0

I have data in which there are 1 dependent continuous variable ($Y$) and 20 independent continuous variables ($X$s). I discretized $Y$ into two categories ($low$ and $high$). Then, I applied independent samples t test taking the discretized $Y$ as grouping variables. Next, according to to test result, of the 20 continuous variables, 5 variables had different means Y. Finally, I applied multivariate logistic regression model taking discretized $Y$ as the dependent variable. This time, it was seen that none of the 20 variables had significant p values.

How should I interpret this?

Thanks

Günal

Günal
  • 819
  • 3
  • 10
  • 21
  • 3
    It's not at all clear to us what you mean by " 5 variables had different means Y." What five variables? What different means Y? Do you mean to say that only 5 of the 20 variables you tested appeared to be "statistically significant" when you performed t-tests one by one? If so, did you control from Type I error inflation when you did so? Also, why do you assume there should be consistence between a logistic regression and a t-test? One uses the logistic distribution, the other a t-distribution. They are entirely different tests on arbitrarily grouped data. – StatsStudent Apr 21 '19 at 15:15

1 Answers1

3
  1. What exactly do you expect to be consistent? In a t test you have t and p values while in a logistic regression you have odds ratio, wald statistic and p values. So it is unclear to me what statistic you expect to be the same. The p values?

  2. Why do you expect the results being the same? In a t test you compare the means between two groups while in a logistic regression the model is trying to estimate a function that maps the covariate values to how p changes where p determines the shape of the Bernoulli distribution.

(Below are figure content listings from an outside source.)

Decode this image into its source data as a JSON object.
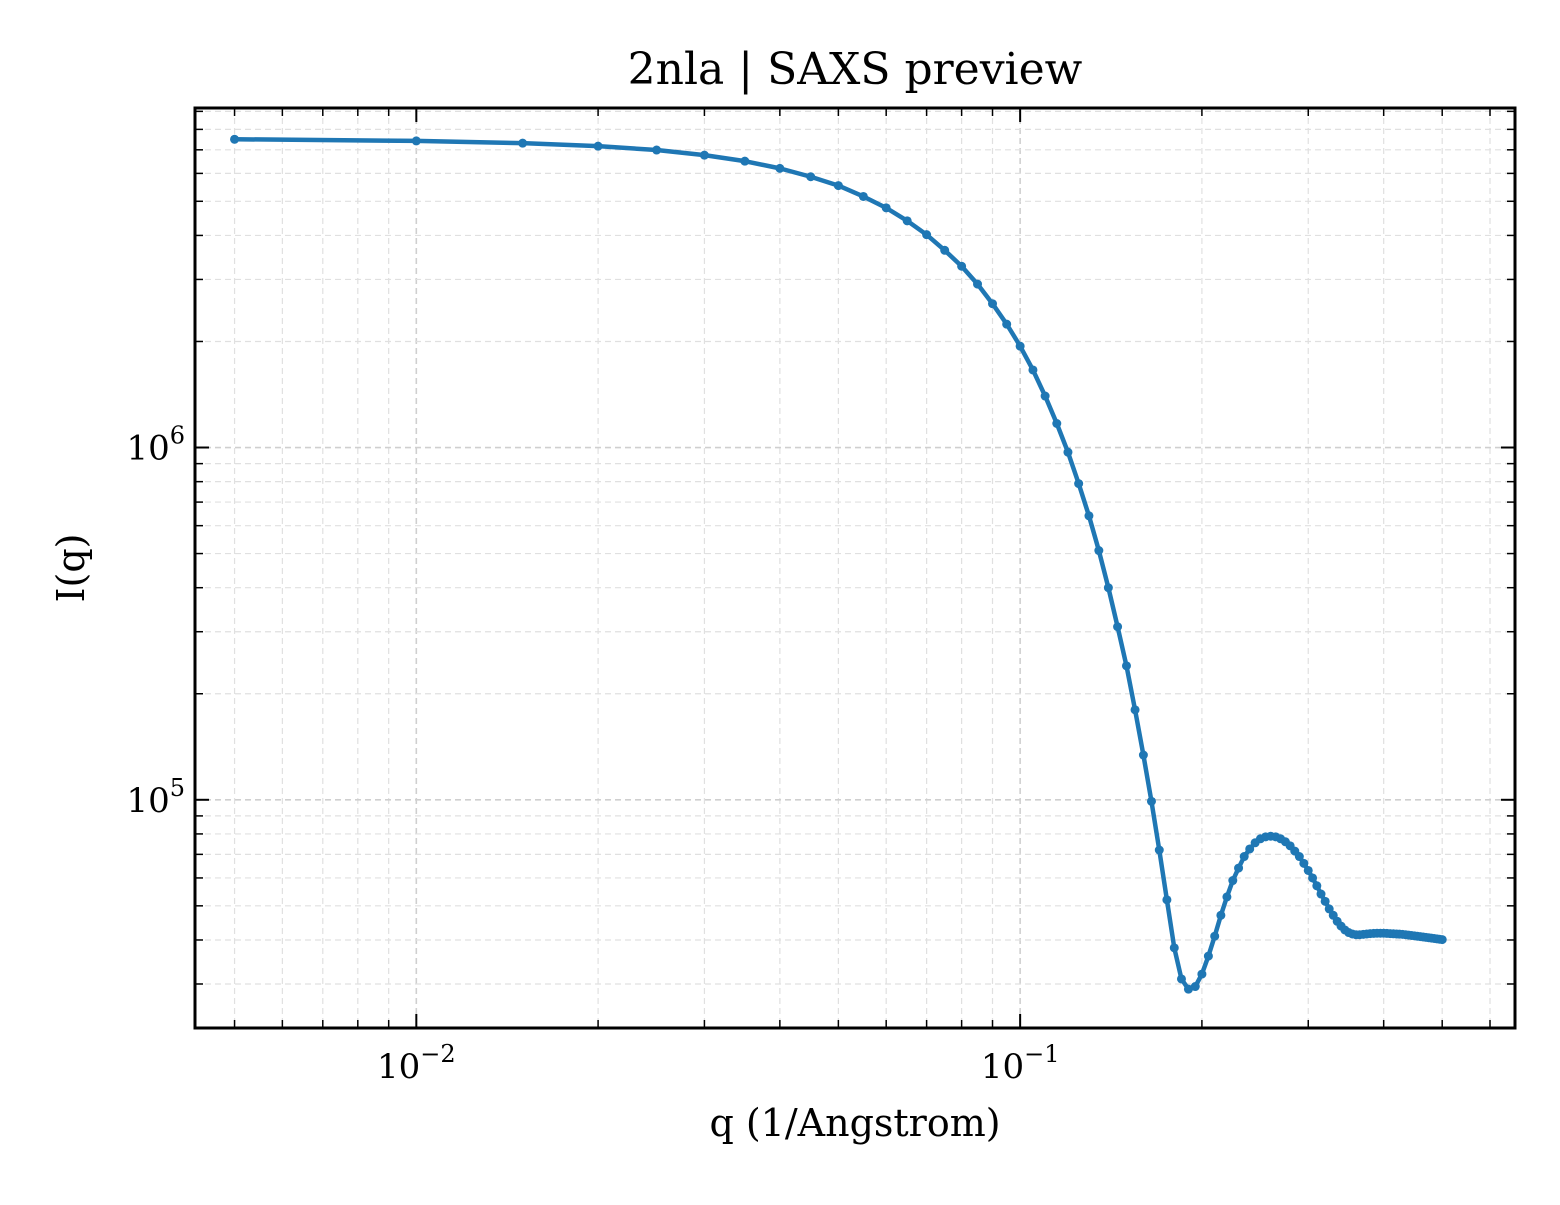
{
  "chart_data": {
    "type": "line",
    "title": "2nla | SAXS preview",
    "xlabel": "q (1/Angstrom)",
    "ylabel": "I(q)",
    "xscale": "log",
    "yscale": "log",
    "xlim": [
      0.0043,
      0.66
    ],
    "ylim": [
      22500,
      9200000
    ],
    "grid": true,
    "line_color": "#1f77b4",
    "marker": "circle",
    "x_ticks": [
      {
        "value": 0.01,
        "base": "10",
        "exp": "−2"
      },
      {
        "value": 0.1,
        "base": "10",
        "exp": "−1"
      }
    ],
    "y_ticks": [
      {
        "value": 100000,
        "base": "10",
        "exp": "5"
      },
      {
        "value": 1000000,
        "base": "10",
        "exp": "6"
      }
    ],
    "series": [
      {
        "x": [
          0.005,
          0.01,
          0.015,
          0.02,
          0.025,
          0.03,
          0.035,
          0.04,
          0.045,
          0.05,
          0.055,
          0.06,
          0.065,
          0.07,
          0.075,
          0.08,
          0.085,
          0.09,
          0.095,
          0.1,
          0.105,
          0.11,
          0.115,
          0.12,
          0.125,
          0.13,
          0.135,
          0.14,
          0.145,
          0.15,
          0.155,
          0.16,
          0.165,
          0.17,
          0.175,
          0.18,
          0.185,
          0.19,
          0.195,
          0.2,
          0.205,
          0.21,
          0.215,
          0.22,
          0.225,
          0.23,
          0.235,
          0.24,
          0.245,
          0.25,
          0.255,
          0.26,
          0.265,
          0.27,
          0.275,
          0.28,
          0.285,
          0.29,
          0.295,
          0.3,
          0.305,
          0.31,
          0.315,
          0.32,
          0.325,
          0.33,
          0.335,
          0.34,
          0.345,
          0.35,
          0.355,
          0.36,
          0.365,
          0.37,
          0.375,
          0.38,
          0.385,
          0.39,
          0.395,
          0.4,
          0.405,
          0.41,
          0.415,
          0.42,
          0.425,
          0.43,
          0.435,
          0.44,
          0.445,
          0.45,
          0.455,
          0.46,
          0.465,
          0.47,
          0.475,
          0.48,
          0.485,
          0.49,
          0.495,
          0.5
        ],
        "y": [
          7500000,
          7420000,
          7310000,
          7170000,
          6990000,
          6760000,
          6500000,
          6200000,
          5870000,
          5540000,
          5160000,
          4790000,
          4400000,
          4020000,
          3630000,
          3270000,
          2910000,
          2560000,
          2240000,
          1940000,
          1660000,
          1400000,
          1170000,
          970000,
          790000,
          640000,
          510000,
          400000,
          310000,
          240000,
          180000,
          134000,
          99000,
          72000,
          52000,
          38000,
          31000,
          29000,
          29500,
          32000,
          36000,
          41000,
          47000,
          53000,
          59000,
          64000,
          69000,
          72500,
          75500,
          77500,
          78500,
          78800,
          78500,
          77500,
          76000,
          74000,
          71500,
          69000,
          66000,
          63000,
          60000,
          57000,
          54000,
          51500,
          49000,
          47000,
          45200,
          43800,
          42700,
          42000,
          41600,
          41400,
          41400,
          41500,
          41600,
          41700,
          41750,
          41800,
          41800,
          41800,
          41750,
          41700,
          41650,
          41600,
          41550,
          41500,
          41400,
          41300,
          41200,
          41100,
          41000,
          40900,
          40800,
          40700,
          40600,
          40500,
          40400,
          40300,
          40200,
          40100
        ]
      }
    ]
  }
}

  3. As long as the predictors are not orthogonal (= uncorrelated) it can always be the case that in a bivariat analysis one predictor is significant but in a multivariat analysis the same predictor isn't significant anymore So the situation you describe doesn't seem unsual to me in this regard. But the opposite can be true, as well: in caae of a suppression a predictor that was not significant in a bivariat analysis the same predictor can be significant in a multivariate analysis.

@ "How should I interpret this?": You should choose the analysis that answers your research question. If you are interested in mean difference between two groups you can use the t test. If you want to predict a binary variable you can use the logistic regression. Alhtough as I understood you broke up a continuous variable into two groups which can be a bad idea (see here or here). If your main problem is to decide what variables to include in the model because the bivariate and the multivariate p values differ you should read about variable selection methods (without ignoring the theoretical background).